Mack does not shy away from acknowledging the damage. “I was not kind and I was aggressive and I was abusive,” she says in the podcast. “I was harsh and I was callous and I was aggressive and forceful in ways that were painful for people.” She later adds that she “abused my power,” while also admitting that part of her was “altruistic and was desperate to help people.”

According to prosecutors, Mack helped enforce NXIVM’s hierarchy and standards, leveraging what the group called “collateral” — including compromising material — to pressure members into compliance. During her trial, authorities said leaders used nude photos and other sensitive items to control recruits, per NBC News. On the podcast, Mack acknowledges she was “very effective in moving Keith’s vision forward.”

Her path into NXIVM began in 2006. Mack says she attended an introductory meeting with Smallville co-star Kristin Kreuk and soon embraced Raniere’s teachings. “I think that I capitalized on the things I had,” she explains, reflecting on how her TV notoriety helped recruit others. “And so the success I had as an actor, I think I did capitalize on that… it was a power tool that I had to get people to do what I wanted.”

As her involvement deepened, Mack says she moved closer to NXIVM’s Albany-area headquarters and gave up her acting career to serve the organization. She describes becoming one of several women who catered to Raniere’s demands, and says she engaged in coerced sex with him regularly. Prosecutors later dismantled the group and secured Raniere’s conviction on federal charges unrelated to Mack’s sentencing.

Sentencing, Accountability, And A Difficult First Episode

Mack pleaded guilty to charges including extortion and forced labor and was sentenced to three years in prison in July 2021. She was released early from a federal facility in California in July 2023. The podcast’s opening moments revisit her 2021 sentencing, where her family sat in the gallery. “Oh, my God, my poor brother behind me, having to hear this about his sister,” she says through tears. “My poor mom! I’m so sorry, you guys. I can take it, but like f–k, you guys, I’m so sorry. I don’t see myself as innocent, and they were.”

The episode threads personal reflection with a clear-eyed account of how manipulation operated inside NXIVM. Mack describes how she believed she was striving for self-improvement, even as she enforced harmful practices. “I wanted to be better,” she says. “I was willing to do anything to be better in myself and to help other people be better.”

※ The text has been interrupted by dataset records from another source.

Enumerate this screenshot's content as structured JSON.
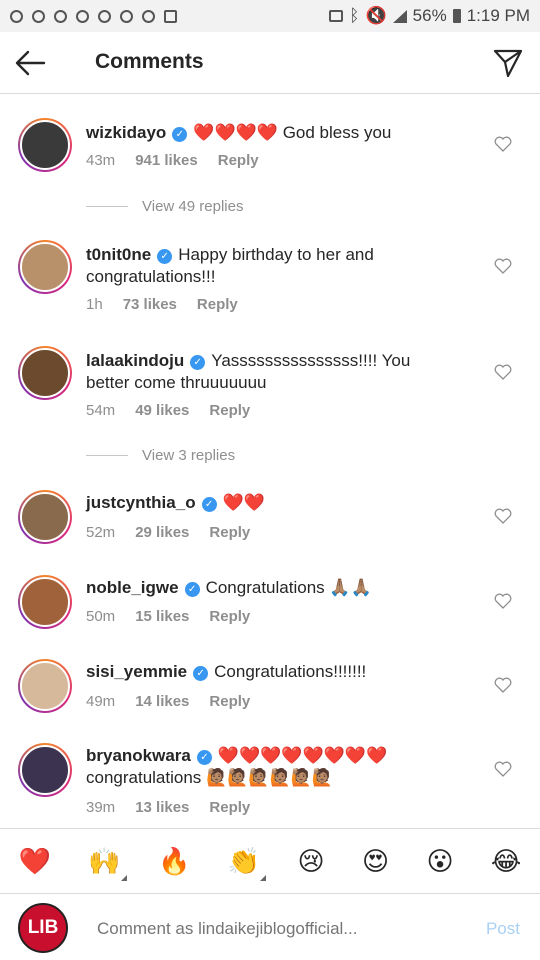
{
  "status": {
    "battery": "56%",
    "time": "1:19 PM"
  },
  "header": {
    "title": "Comments"
  },
  "comments": [
    {
      "user": "wizkidayo",
      "text": "❤️❤️❤️❤️ God bless you",
      "time": "43m",
      "likes": "941 likes",
      "reply": "Reply",
      "avatar_color": "#3a3a3a"
    },
    {
      "user": "t0nit0ne",
      "text": "Happy birthday to her and congratulations!!!",
      "time": "1h",
      "likes": "73 likes",
      "reply": "Reply",
      "avatar_color": "#b8906a"
    },
    {
      "user": "lalaakindoju",
      "text": "Yasssssssssssssss!!!! You better come thruuuuuuu",
      "time": "54m",
      "likes": "49 likes",
      "reply": "Reply",
      "avatar_color": "#6b4a2e"
    },
    {
      "user": "justcynthia_o",
      "text": "❤️❤️",
      "time": "52m",
      "likes": "29 likes",
      "reply": "Reply",
      "avatar_color": "#8a6a4d"
    },
    {
      "user": "noble_igwe",
      "text": "Congratulations 🙏🏽🙏🏽",
      "time": "50m",
      "likes": "15 likes",
      "reply": "Reply",
      "avatar_color": "#a0623a"
    },
    {
      "user": "sisi_yemmie",
      "text": "Congratulations!!!!!!!",
      "time": "49m",
      "likes": "14 likes",
      "reply": "Reply",
      "avatar_color": "#d6b89a"
    },
    {
      "user": "bryanokwara",
      "text": "❤️❤️❤️❤️❤️❤️❤️❤️ congratulations 🙋🏽🙋🏽🙋🏽🙋🏽🙋🏽🙋🏽",
      "time": "39m",
      "likes": "13 likes",
      "reply": "Reply",
      "avatar_color": "#3b3350"
    }
  ],
  "view_replies": [
    "View 49 replies",
    "View 3 replies"
  ],
  "emoji_bar": [
    "❤️",
    "🙌",
    "🔥",
    "👏",
    "😢",
    "😍",
    "😮",
    "😂"
  ],
  "input": {
    "placeholder": "Comment as lindaikejiblogofficial...",
    "post_label": "Post",
    "avatar_text": "LIB"
  }
}
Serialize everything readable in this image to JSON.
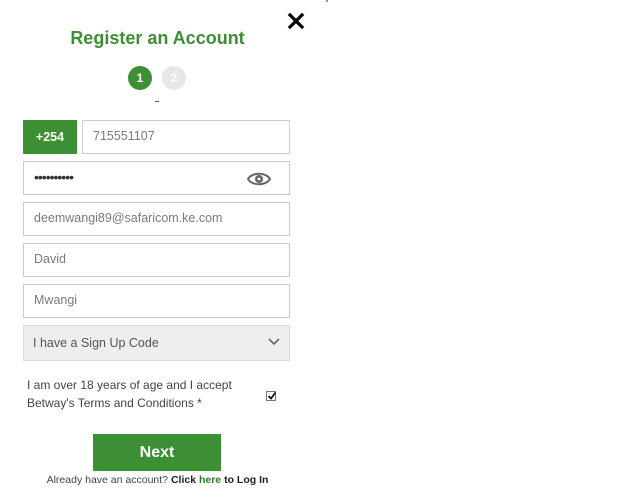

Mack also unpacks the compromise of using her Smallville fame within the group. She frames that decision as part of a broader pattern of control and ambition that, in retrospect, she views as deeply misguided and abusive. While she takes responsibility for her actions, she also outlines the psychological isolation that fueled her ascent within NXIVM’s ranks.

Why Speak Now? Inside Allison After NXIVM

Allison After NXIVM is designed as a seven-part series, with Robehmed guiding Mack through key chapters of her story — from recruitment to leadership, prosecution, and life after prison. The host addresses concerns about offering Mack a platform, explaining that the project aims to interrogate culpability, accountability, and recovery directly with the person at the center of the case.

“Allison has not spoken publicly since her incarceration,” Robehmed notes in the episode. “She’s had lots of offers, but always said no — until now. She wants to tell her story in podcast form, because she loves podcasts, and because she’s no longer comfortable in front of cameras like she used to be.”

Since her release, Mack says she is trying to rebuild a life outside the glare of notoriety. She shares that she has gotten married and is pursuing a master’s degree in social work, describing those steps as part of an attempt to contribute positively and responsibly. The show indicates later episodes will continue to examine her offenses, the structure of NXIVM, and the ongoing impact on survivors.

NXIVM and its fallout have been widely covered in recent years, but Mack’s own voice has largely been absent since her sentencing. In offering detailed admissions and apologies, the actor positions the podcast as a record of accountability as much as an explanation. Whether audiences accept that framing will likely depend on how subsequent episodes address the full scope of harm — not just to Mack’s reputation, but to the people who lived with the consequences.

For now, Allison After NXIVM provides an unflinching first-person account backed by specific acknowledgments of abuse, coercion, and power. It’s a difficult listen by design, and one that sets a high bar for the honesty and responsibility its subject says she’s ready to shoulder.